Question

Solve the pair of linear equations
$\dfrac{1}{3x+y}+\dfrac{1}{3x-y}=\dfrac{3}{4}$
$\dfrac{1}{2\left( 3x+y \right)}-\dfrac{1}{2\left( 3x-y \right)}=-\dfrac{1}{8}$
$3x+y\ne 0$ and $3x-y\ne 0$

Answer 1

Hint: Assume $a=\dfrac{1}{3x+y}$ and $b=\dfrac{1}{3x-y}$. Hence form two linear equations in a and b. Solve for a and b. Now revert to original variables and hence form two linear equations in x and y. Solve for x and y. Remove extraneous roots, i.e. those roots at which either a or b is not defined.

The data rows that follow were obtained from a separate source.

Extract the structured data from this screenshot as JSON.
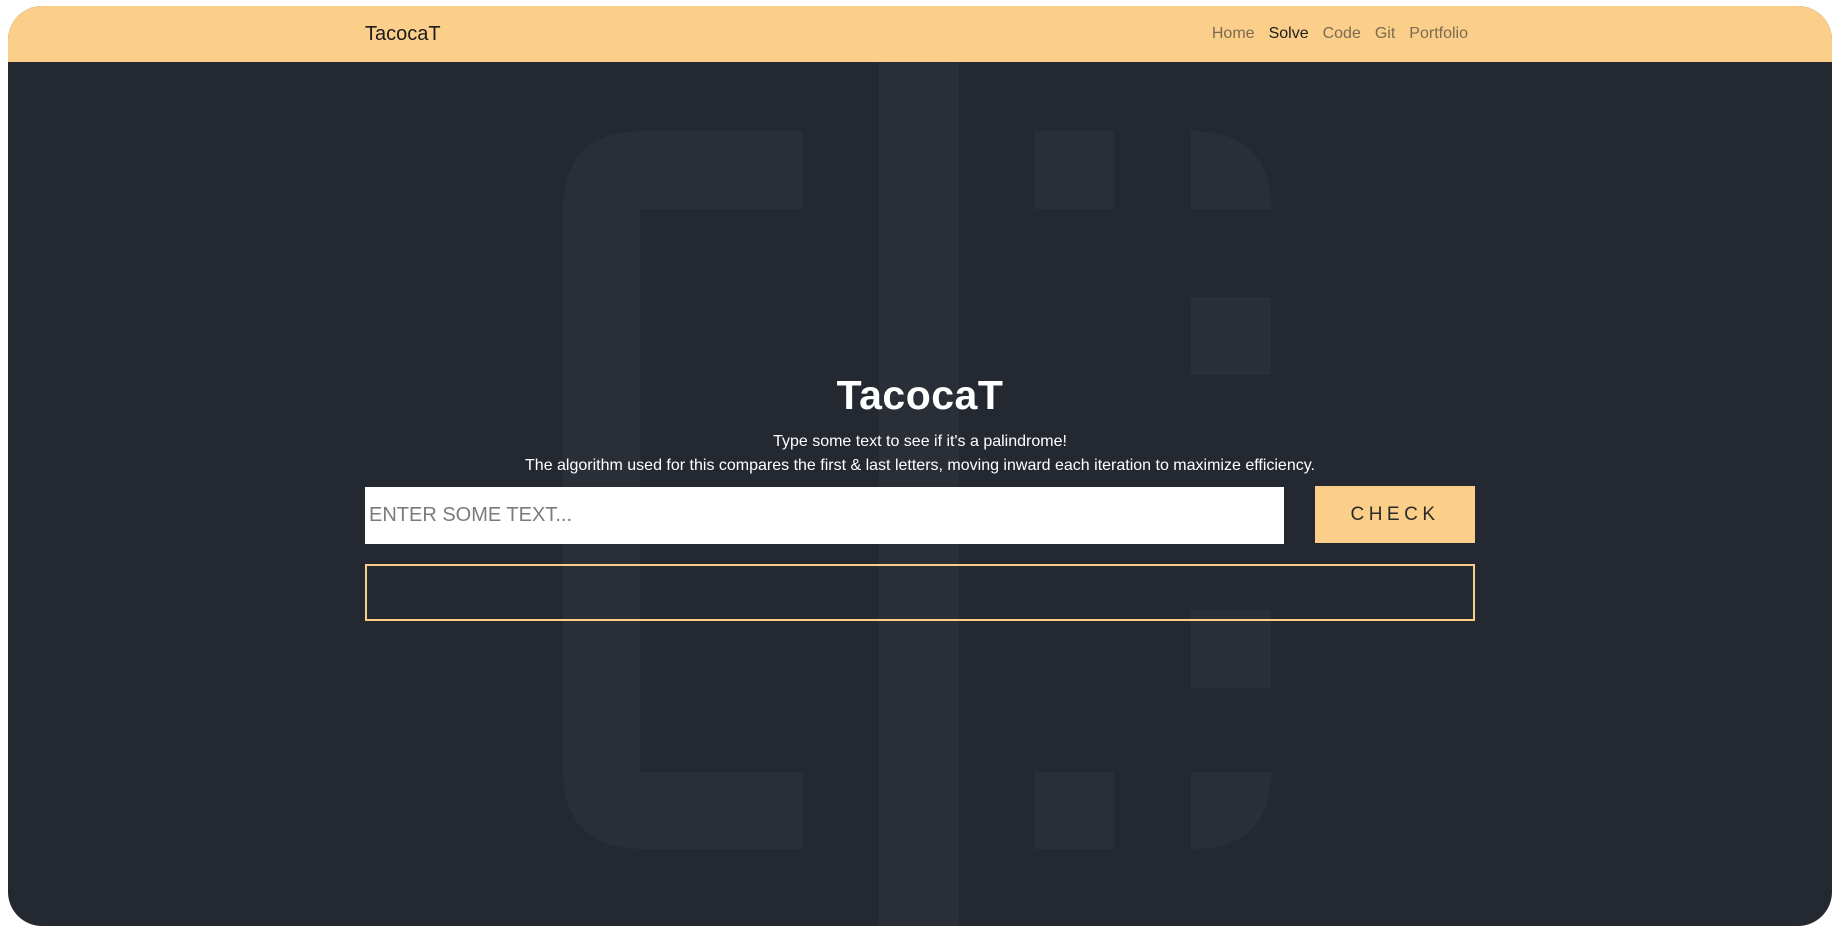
{
  "navbar": {
    "brand": "TacocaT",
    "links": [
      {
        "label": "Home",
        "active": false
      },
      {
        "label": "Solve",
        "active": true
      },
      {
        "label": "Code",
        "active": false
      },
      {
        "label": "Git",
        "active": false
      },
      {
        "label": "Portfolio",
        "active": false
      }
    ]
  },
  "hero": {
    "title": "TacocaT",
    "subtitle_line1": "Type some text to see if it's a palindrome!",
    "subtitle_line2": "The algorithm used for this compares the first & last letters, moving inward each iteration to maximize efficiency."
  },
  "form": {
    "input_value": "",
    "input_placeholder": "ENTER SOME TEXT...",
    "check_label": "CHECK"
  },
  "result": {
    "text": ""
  },
  "colors": {
    "accent": "#fbcf8a",
    "background": "#242830",
    "watermark": "#2a2f37"
  }
}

Complete step-by-step answer:
Let $a=\dfrac{1}{3x+y}$ and $b=\dfrac{1}{3x-y}$.
Since $\dfrac{1}{3x+y}+\dfrac{1}{3x-y}=\dfrac{3}{4}$, we have
$a+b=\dfrac{3}{4}\text{ (i)}$
Also since $\dfrac{1}{2\left( 3x+y \right)}-\dfrac{1}{2\left( 3x-y \right)}=-\dfrac{1}{8}$ , we have
$\dfrac{a}{2}+\dfrac{b}{2}=\dfrac{-1}{8}$
Multiplying both sides by 2, we get
$\begin{align}
  & \dfrac{2a}{2}-\dfrac{2b}{2}=\dfrac{-2}{8} \\
 & \Rightarrow a-b=\dfrac{-1}{4}\text{ (ii)} \\
\end{align}$
Adding equation (i) and equation (ii), we get
$\begin{align}
  & a+b+a-b=\dfrac{3}{4}-\dfrac{1}{4} \\
 & \Rightarrow 2a=\dfrac{1}{2} \\
\end{align}$
Dividing both sides by 2, we get
$a=\dfrac{1}{2\times 2}=\dfrac{1}{4}$
Substituting the value of “a” in equation (i), we get
$\begin{align}
  & a+b=\dfrac{3}{4} \\
 & \Rightarrow \dfrac{1}{4}+b=\dfrac{3}{4} \\
 & \Rightarrow b=\dfrac{3}{4}-\dfrac{1}{4}=\dfrac{2}{4}=\dfrac{1}{2} \\
\end{align}$
Hence, we have $a=\dfrac{1}{4}$ and $b=\dfrac{1}{2}$
Reverting to original variables, we get
$\begin{align}
  & \dfrac{1}{3x+y}=\dfrac{1}{4} \\
 & \\
\end{align}$
Taking reciprocals on both sides, we get
$3x+y=4\text{ (iii)}$
and
$\dfrac{1}{3x-y}=\dfrac{1}{2}$
Taking reciprocals on both sides, we get
$3x-y=2\text{ (iv)}$
Adding equation (iii) and equation (iv), we get
$\begin{align}
  & 3x+y+3x-y=2+4 \\
 & \Rightarrow 6x=6 \\
 & \Rightarrow x=1 \\
\end{align}$
Substituting the value of x in equation (iii), we get
$\begin{align}
  & 3x+y=4 \\
 & \Rightarrow 3+y=4 \\
 & \Rightarrow y=4-3=1 \\
\end{align}$
Hence we have x=1 and y=1.
At x=1 ,y =1, 3x+y = 4 and 3x-y =2
Since $3x+y\ne 0$ and $3x-y\ne 0$, we have
(x,y) = (1,1) is the solution of the given system of equations.
Note: Visualising graphically.

If we plot the curves $\dfrac{1}{3x+y}+\dfrac{1}{3x-y}=\dfrac{3}{4}$ and $\dfrac{1}{2\left( 3x+y \right)}-\dfrac{1}{2\left( 3x-y \right)}=-\dfrac{1}{8}$ on the same graph paper, then these curves will intersect at the point (1,1).

In the above graph, the blue curve is of $\dfrac{1}{3x+y}+\dfrac{1}{3x-y}=\dfrac{3}{4}$ equation and the pink curve of $\dfrac{1}{2\left( 3x+y \right)}-\dfrac{1}{2\left( 3x-y \right)}=-\dfrac{1}{8}$ equation. As can be seen from the graph, the two curves intersect at (1,1).